House Freedom Caucus members ambitiously attempted to add other amendments to the bill including: a call to abolish the Department of Education, a requirement that schools report transgender athletes who participate in women’s sports and an endorsement of vouchers that would send public funds to private schools.

“Some of this stuff will sink the bill,” said Republican Rep. Don Bacon of Nebraska on Thursday evening, adding, “You’re taking a bill that is generally unifying and you’re making it more partisan than it needed to be and that’s what I worry about.”

Even if the House passes the legislation, it has little chance in the Democratic-held Senate, where it would need 60 votes to pass.

Senate Majority Leader Chuck Schumer, D-N.Y., promised it faced a “dead end” in his chamber and skewered it as evidence that the House GOP has been overtaken by “hard right MAGA ideologues.”

Democrats also raised alarm that the bill as written would force schools to out LGBTQ students to their families, which can sometimes lead to abuse or abandonment.

“We’ll fight against this legislation.
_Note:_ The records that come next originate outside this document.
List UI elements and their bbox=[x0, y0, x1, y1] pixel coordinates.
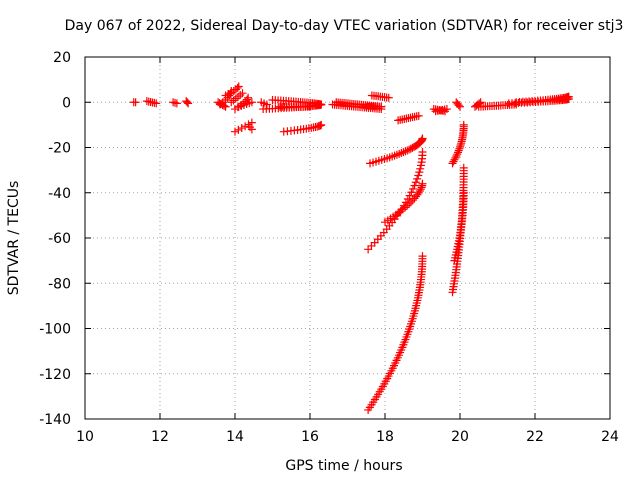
data-point bbox=[172, 99, 181, 108]
data-point bbox=[405, 199, 414, 208]
data-point bbox=[413, 174, 422, 183]
data-point bbox=[238, 89, 247, 98]
data-point bbox=[410, 181, 419, 190]
data-point bbox=[459, 120, 468, 129]
chart-title: Day 067 of 2022, Sidereal Day-to-day VTE… bbox=[65, 18, 624, 34]
data-point bbox=[455, 144, 464, 153]
data-point bbox=[221, 102, 230, 111]
data-point bbox=[403, 146, 412, 155]
data-point bbox=[418, 252, 427, 261]
data-point bbox=[405, 145, 414, 154]
data-point bbox=[409, 184, 418, 193]
data-point bbox=[415, 187, 424, 196]
data-point bbox=[364, 245, 373, 254]
x-tick-label: 24 bbox=[601, 429, 619, 445]
data-point bbox=[234, 82, 243, 91]
data-point bbox=[564, 92, 573, 101]
y-tick-label: -140 bbox=[39, 412, 71, 428]
data-point bbox=[233, 83, 242, 92]
data-point bbox=[244, 93, 253, 102]
axis-ticks bbox=[84, 56, 611, 420]
x-tick-label: 14 bbox=[226, 429, 244, 445]
y-axis-label: SDTVAR / TECUs bbox=[6, 181, 22, 296]
data-point bbox=[306, 102, 314, 111]
data-point bbox=[317, 100, 326, 109]
data-point bbox=[220, 101, 229, 110]
x-tick-label: 22 bbox=[526, 429, 544, 445]
x-tick-label: 10 bbox=[76, 429, 94, 445]
data-points bbox=[129, 82, 573, 414]
data-point bbox=[401, 147, 410, 156]
data-point bbox=[448, 159, 457, 168]
data-point bbox=[317, 120, 326, 129]
data-point bbox=[418, 134, 427, 143]
data-point bbox=[414, 111, 423, 120]
y-tick-label: -100 bbox=[39, 322, 71, 338]
x-tick-label: 12 bbox=[151, 429, 169, 445]
data-point bbox=[384, 93, 393, 102]
data-point bbox=[454, 148, 463, 157]
data-point bbox=[247, 118, 256, 127]
y-tick-label: -60 bbox=[48, 231, 71, 247]
data-point bbox=[405, 191, 414, 200]
data-point bbox=[453, 150, 462, 159]
plot-area-frame bbox=[84, 56, 611, 420]
x-tick-labels: 10 12 14 16 18 20 22 24 bbox=[76, 429, 619, 445]
data-point bbox=[416, 185, 425, 194]
y-tick-labels: 20 0 -20 -40 -60 -80 -100 -120 -140 bbox=[39, 50, 71, 428]
data-point bbox=[452, 152, 461, 161]
data-point bbox=[234, 125, 243, 134]
x-tick-label: 20 bbox=[451, 429, 469, 445]
data-point bbox=[454, 146, 463, 155]
y-tick-label: -40 bbox=[48, 186, 71, 202]
data-point bbox=[449, 157, 458, 166]
data-point bbox=[416, 164, 425, 173]
data-point bbox=[456, 102, 464, 111]
y-tick-label: -120 bbox=[39, 367, 71, 383]
data-point bbox=[403, 201, 412, 210]
data-point bbox=[183, 98, 192, 107]
data-point bbox=[450, 155, 459, 164]
data-point bbox=[451, 153, 460, 162]
y-tick-label: 20 bbox=[53, 50, 71, 66]
data-point bbox=[377, 102, 386, 111]
data-point bbox=[152, 99, 161, 108]
data-point bbox=[241, 122, 250, 131]
data-point bbox=[247, 125, 256, 134]
data-point bbox=[407, 198, 416, 207]
data-point bbox=[442, 105, 451, 114]
data-point bbox=[418, 148, 427, 157]
data-point bbox=[415, 168, 424, 177]
data-point bbox=[231, 127, 239, 136]
data-point bbox=[411, 178, 420, 187]
data-point bbox=[418, 179, 427, 188]
data-point bbox=[459, 163, 468, 172]
y-tick-label: -20 bbox=[48, 141, 71, 157]
data-point bbox=[416, 161, 425, 170]
data-point bbox=[454, 101, 463, 110]
y-tick-label: -80 bbox=[48, 276, 71, 292]
data-point bbox=[247, 98, 256, 107]
data-point bbox=[399, 148, 408, 157]
data-point bbox=[184, 99, 193, 108]
x-axis-label: GPS time / hours bbox=[285, 458, 402, 474]
data-point bbox=[459, 188, 468, 197]
x-tick-label: 16 bbox=[301, 429, 319, 445]
data-point bbox=[237, 124, 246, 133]
y-tick-label: 0 bbox=[62, 95, 71, 111]
data-point bbox=[414, 171, 423, 180]
x-tick-label: 18 bbox=[376, 429, 394, 445]
data-point bbox=[131, 98, 140, 107]
grid-lines bbox=[85, 57, 610, 419]
data-point bbox=[407, 188, 416, 197]
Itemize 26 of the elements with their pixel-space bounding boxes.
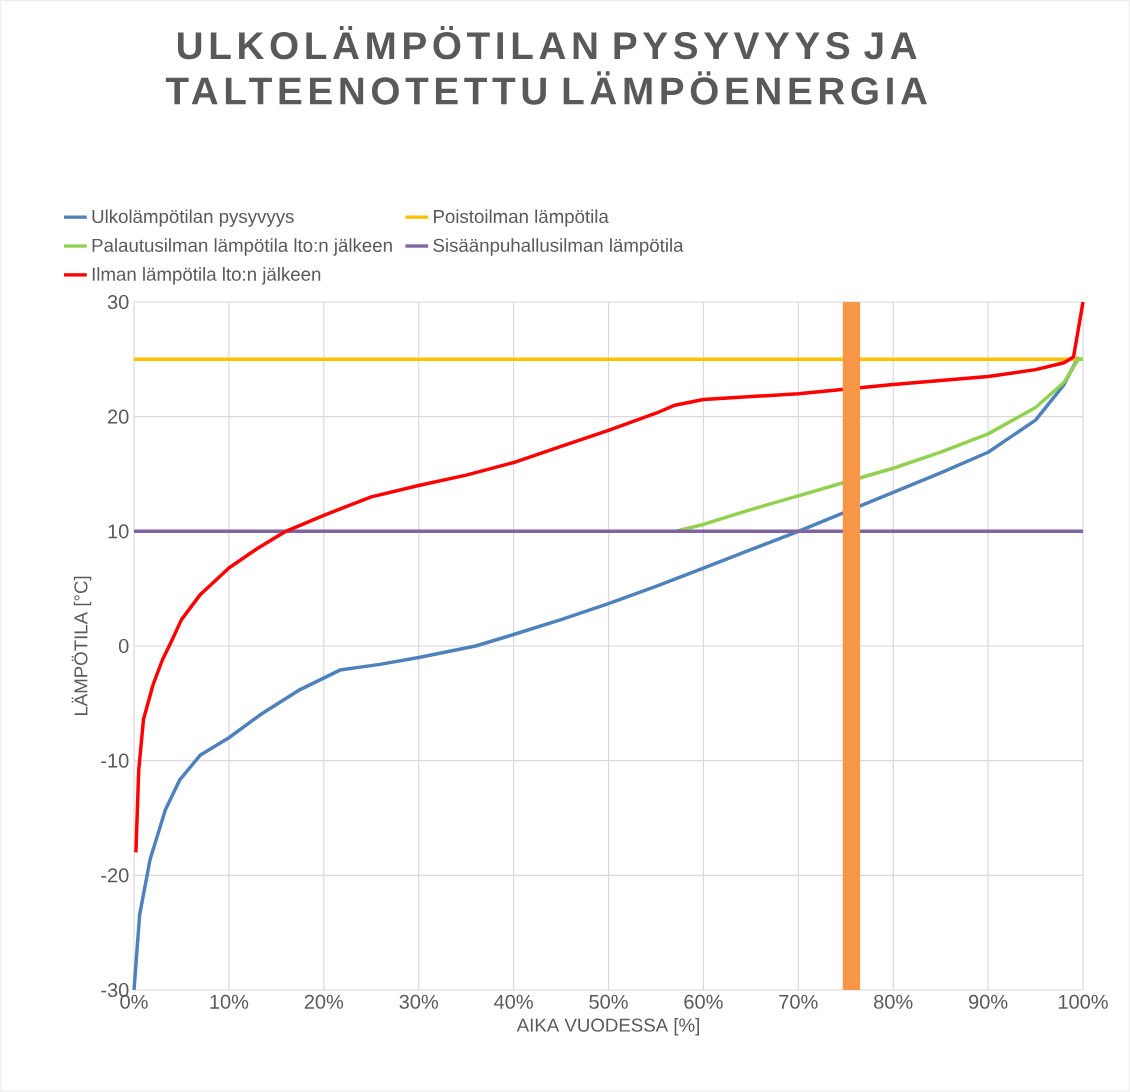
y-tick-label: 20	[108, 409, 129, 424]
legend-label: Palautusilman lämpötila lto:n jälkeen	[92, 238, 392, 256]
x-tick-label: 50%	[589, 994, 628, 1009]
y-axis-title: LÄMPÖTILA [°C]	[71, 576, 92, 716]
line-series	[132, 355, 1081, 992]
y-tick-label: -10	[101, 753, 129, 768]
y-tick-label: -20	[101, 868, 129, 883]
y-tick-label: 0	[118, 638, 129, 654]
x-tick-label: 20%	[304, 994, 344, 1009]
x-tick-label: 40%	[494, 994, 533, 1009]
x-axis-title: AIKA VUODESSA [%]	[516, 1018, 699, 1036]
x-tick-label: 60%	[684, 994, 723, 1009]
x-tick-label: 70%	[779, 994, 818, 1009]
legend-label: Ilman lämpötila lto:n jälkeen	[92, 267, 321, 285]
legend-label: Poistoilman lämpötila	[434, 209, 609, 227]
legend-label: Ulkolämpötilan pysyvyys	[92, 209, 294, 227]
y-tick-label: 30	[107, 294, 129, 310]
y-tick-label: 10	[108, 524, 129, 539]
x-tick-label: 100%	[1058, 994, 1108, 1009]
legend-label: Sisäänpuhallusilman lämpötila	[433, 238, 684, 256]
x-tick-label: 90%	[969, 994, 1008, 1009]
chart-title: ULKOLÄMPÖTILAN PYSYVYYS JA TALTEENOTETTU LÄMPÖENERGIA	[165, 25, 927, 105]
x-tick-label: 10%	[210, 994, 249, 1009]
x-tick-label: 30%	[399, 994, 438, 1009]
line-series	[134, 300, 1085, 855]
x-tick-label: 80%	[874, 994, 913, 1009]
We’ll fight against the banning of books, fight against the bullying of children from any community, and certainly from the LGBTQ+ community,” House Democratic leader Hakeem Jeffries said.

The bill’s supporters described it as common-sense legislation to foster opportunities for schoolchildren by encouraging parents to have greater input into what their children learn in school.

Republican Rep. Virginia Foxx said, “Our bill is meant to give parents their God-given rights to be involved with their children’s education.”